A frase acima não é uma sentença apontando o resultado final de uma equação que, dita de outro modo, assim se apresentaria: o homem não tem mais solução, está perdido - para sempre. Não é o caso de colocá-lo num caixão e enterrá-lo, uma vez que seu destino foi anunciado: a perdição, logo, a morte. Não pode ser este o derradeiro final daquele que é a coroa da criação. Isto denunciaria um fracasso de Deus e Deus não é um fracassado. A história prova isso. Até pode o homem fracassar, mas ele não é um fracasso.

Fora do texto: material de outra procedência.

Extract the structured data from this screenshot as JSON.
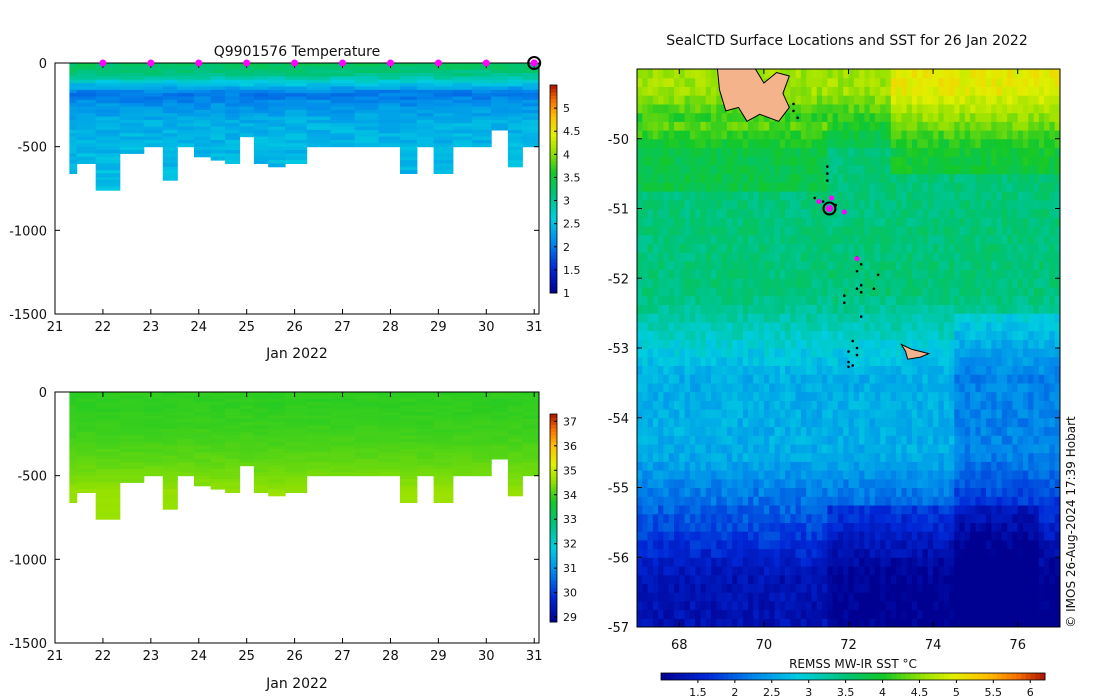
{
  "figure": {
    "left_title": "Q9901576  Temperature",
    "right_title": "SealCTD Surface Locations and SST for 26 Jan 2022",
    "credit": "© IMOS 26-Aug-2024 17:39 Hobart",
    "colors": {
      "profile_marker": "#ff00ff",
      "land": "#f4b38a",
      "axis": "#000000"
    }
  },
  "chart_data": [
    {
      "id": "temperature",
      "type": "heatmap",
      "title": "Q9901576  Temperature",
      "xlabel": "Jan 2022",
      "xlim": [
        21,
        31.1
      ],
      "ylim": [
        -1500,
        0
      ],
      "xticks": [
        21,
        22,
        23,
        24,
        25,
        26,
        27,
        28,
        29,
        30,
        31
      ],
      "yticks": [
        0,
        -500,
        -1000,
        -1500
      ],
      "colorbar": {
        "min": 1,
        "max": 5.5,
        "ticks": [
          1,
          1.5,
          2,
          2.5,
          3,
          3.5,
          4,
          4.5,
          5
        ]
      },
      "profile_days": [
        21.3,
        21.6,
        22.1,
        22.6,
        23.1,
        23.4,
        23.7,
        24.1,
        24.4,
        24.7,
        25.0,
        25.3,
        25.6,
        26.0,
        26.5,
        27.0,
        27.5,
        28.0,
        28.4,
        28.7,
        29.1,
        29.5,
        29.9,
        30.3,
        30.6,
        30.9
      ],
      "max_depths": [
        -660,
        -600,
        -760,
        -540,
        -500,
        -700,
        -500,
        -560,
        -570,
        -590,
        -440,
        -590,
        -610,
        -600,
        -500,
        -500,
        -500,
        -500,
        -650,
        -500,
        -650,
        -500,
        -500,
        -400,
        -620,
        -500
      ],
      "depth_temperature": [
        {
          "depth": 0,
          "temp": 3.3
        },
        {
          "depth": -60,
          "temp": 3.1
        },
        {
          "depth": -110,
          "temp": 2.6
        },
        {
          "depth": -170,
          "temp": 2.0
        },
        {
          "depth": -250,
          "temp": 2.2
        },
        {
          "depth": -350,
          "temp": 2.4
        },
        {
          "depth": -500,
          "temp": 2.45
        },
        {
          "depth": -800,
          "temp": 2.5
        }
      ],
      "surface_markers": [
        22,
        23,
        24,
        25,
        26,
        27,
        28,
        29,
        30,
        31
      ],
      "highlight_marker": 31
    },
    {
      "id": "salinity",
      "type": "heatmap",
      "title": "",
      "xlabel": "Jan 2022",
      "xlim": [
        21,
        31.1
      ],
      "ylim": [
        -1500,
        0
      ],
      "xticks": [
        21,
        22,
        23,
        24,
        25,
        26,
        27,
        28,
        29,
        30,
        31
      ],
      "yticks": [
        0,
        -500,
        -1000,
        -1500
      ],
      "colorbar": {
        "min": 28.8,
        "max": 37.3,
        "ticks": [
          29,
          30,
          31,
          32,
          33,
          34,
          35,
          36,
          37
        ]
      },
      "surface_value": 33.9,
      "deep_value": 34.6
    },
    {
      "id": "sst_map",
      "type": "heatmap",
      "title": "SealCTD Surface Locations and SST for 26 Jan 2022",
      "xlim": [
        67,
        77
      ],
      "ylim": [
        -57,
        -49.0
      ],
      "xticks": [
        68,
        70,
        72,
        74,
        76
      ],
      "yticks": [
        -50,
        -51,
        -52,
        -53,
        -54,
        -55,
        -56,
        -57
      ],
      "colorbar": {
        "label": "REMSS MW-IR SST °C",
        "min": 1.0,
        "max": 6.2,
        "ticks": [
          1.5,
          2,
          2.5,
          3,
          3.5,
          4,
          4.5,
          5,
          5.5,
          6
        ]
      },
      "seal_track": [
        {
          "lon": 70.7,
          "lat": -49.5
        },
        {
          "lon": 70.7,
          "lat": -49.6
        },
        {
          "lon": 70.8,
          "lat": -49.7
        },
        {
          "lon": 71.5,
          "lat": -50.4
        },
        {
          "lon": 71.5,
          "lat": -50.5
        },
        {
          "lon": 71.5,
          "lat": -50.6
        },
        {
          "lon": 71.2,
          "lat": -50.85
        },
        {
          "lon": 71.4,
          "lat": -50.9
        },
        {
          "lon": 71.7,
          "lat": -50.95
        },
        {
          "lon": 72.2,
          "lat": -51.7
        },
        {
          "lon": 72.3,
          "lat": -51.8
        },
        {
          "lon": 72.2,
          "lat": -51.9
        },
        {
          "lon": 72.7,
          "lat": -51.95
        },
        {
          "lon": 72.3,
          "lat": -52.1
        },
        {
          "lon": 72.2,
          "lat": -52.15
        },
        {
          "lon": 72.3,
          "lat": -52.2
        },
        {
          "lon": 72.6,
          "lat": -52.15
        },
        {
          "lon": 71.9,
          "lat": -52.25
        },
        {
          "lon": 71.9,
          "lat": -52.35
        },
        {
          "lon": 72.3,
          "lat": -52.55
        },
        {
          "lon": 72.1,
          "lat": -52.9
        },
        {
          "lon": 72.2,
          "lat": -53.0
        },
        {
          "lon": 72.0,
          "lat": -53.05
        },
        {
          "lon": 72.2,
          "lat": -53.1
        },
        {
          "lon": 72.0,
          "lat": -53.2
        },
        {
          "lon": 72.1,
          "lat": -53.25
        },
        {
          "lon": 72.0,
          "lat": -53.27
        }
      ],
      "highlight_profiles": [
        {
          "lon": 71.3,
          "lat": -50.9
        },
        {
          "lon": 71.6,
          "lat": -50.85
        },
        {
          "lon": 71.9,
          "lat": -51.05
        },
        {
          "lon": 72.2,
          "lat": -51.72
        }
      ],
      "current_location": {
        "lon": 71.55,
        "lat": -51.0
      },
      "kerguelen_outline": [
        [
          68.9,
          -49.0
        ],
        [
          69.8,
          -49.0
        ],
        [
          70.0,
          -49.2
        ],
        [
          70.3,
          -49.05
        ],
        [
          70.6,
          -49.1
        ],
        [
          70.45,
          -49.35
        ],
        [
          70.6,
          -49.55
        ],
        [
          70.35,
          -49.75
        ],
        [
          69.9,
          -49.65
        ],
        [
          69.6,
          -49.75
        ],
        [
          69.4,
          -49.55
        ],
        [
          69.1,
          -49.6
        ],
        [
          68.95,
          -49.3
        ]
      ],
      "heard_outline": [
        [
          73.25,
          -52.95
        ],
        [
          73.5,
          -53.02
        ],
        [
          73.9,
          -53.08
        ],
        [
          73.7,
          -53.13
        ],
        [
          73.4,
          -53.16
        ],
        [
          73.35,
          -53.05
        ]
      ]
    }
  ]
}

O homem vivo é a glória de Deus, teologiza Santo Irineu.
Porém, o homem está perdido.
Onde estás? não é uma pergunta que resulte de uma brincadeira de esconde-esconde como se Deus tivesse desistido de procurá-lo e, então, gritasse em tom chateado, anunciando o fim da diversão: quer aparecer apareça, eu não vou mais te procurar! A indagação esconde, dentro de si mesma, outra questão muito mais profunda: o que fizeste? E o que Adão fez foi se esconder da presença de Deus. Ora, sendo onisciente e onipresente, o Criador não tem como não saber onde está sua criatura. Ouvida ao pé da letra, a interrogação divina se mostra ridícula. Numa mistura de hermenêutica e de humor, a tradição rabínica afirma que esta é talvez a única frase inútil da Bíblia - explica Tolentino em Nenhum caminho será longo. Por isso, onde estás? toca o mais profundo da consciência de Adão e se reveste, de certo modo, com uma moralidade ética subjetiva, enquanto Adão representa cada um de nós, e uma moralidade ética objetiva, ao passo que também evoca a humanidade num todo. Os rabinos, porém, extraem daqui uma rica interpretação espiritual. Só nós podemos dizer onde nós estamos - ensinam-nos eles -, Deus não nos persegue, mas amigavelmente espera que sejamos nós a dizer-lhe isso, explica Tolentino.
E onde estamos?
Estamos dentro de uma tensão histórica que se mostra única. Estamos em tempos de instabilidade. Estamos tocando o limiar de uma nova fase gestada na Modernidade (século XVI), parida nas Revoluções dos séculos XVIII e XIX, vinda à luz no "prometéico" século XX e tornada imaturamente adulta nos albores deste milênio. Sendo um adulto imaturo, então, de fato, somos ainda crianças. Estamos construindo uma nova humanidade, cuja personalidade aponta futuros traços psicológicos não muito animadores. Que maturidade adulta podemos esperar de uma criança que adolesceu imaturamente? Estamos em tempos de crise institucional, seja ela qual for. Estamos no
momento líquido da história. Estamos perdidos, sem norte, sem bússola, à deriva no mar da contingência humana.
Por que nos perdemos?
Porque, como Adão, ao nos esquivarmos do olhar cuidadoso de Deus, perdemo-lo de vista e colocamos em seu lugar outro deus, senão vários, todos falsos e sem capacidade de nos guiarem. Se não olharmos para Deus não saberemos para onde caminhar, pois ele é a meta a ser alcançada. Contudo, se mantivermos os olhos fixos Nele, não nos perderemos. Poderemos até fracassar, mas levantaremos outra vez o olhar e reencontraremos o norte. Isto porque seu olhar que penetra o nosso é misericordioso, é apascentador, é cheio de ternura.
Adão, onde estás? - pergunta Deus.
Estou tentando reencontrar teu olhar, Senhor! - respondo eu.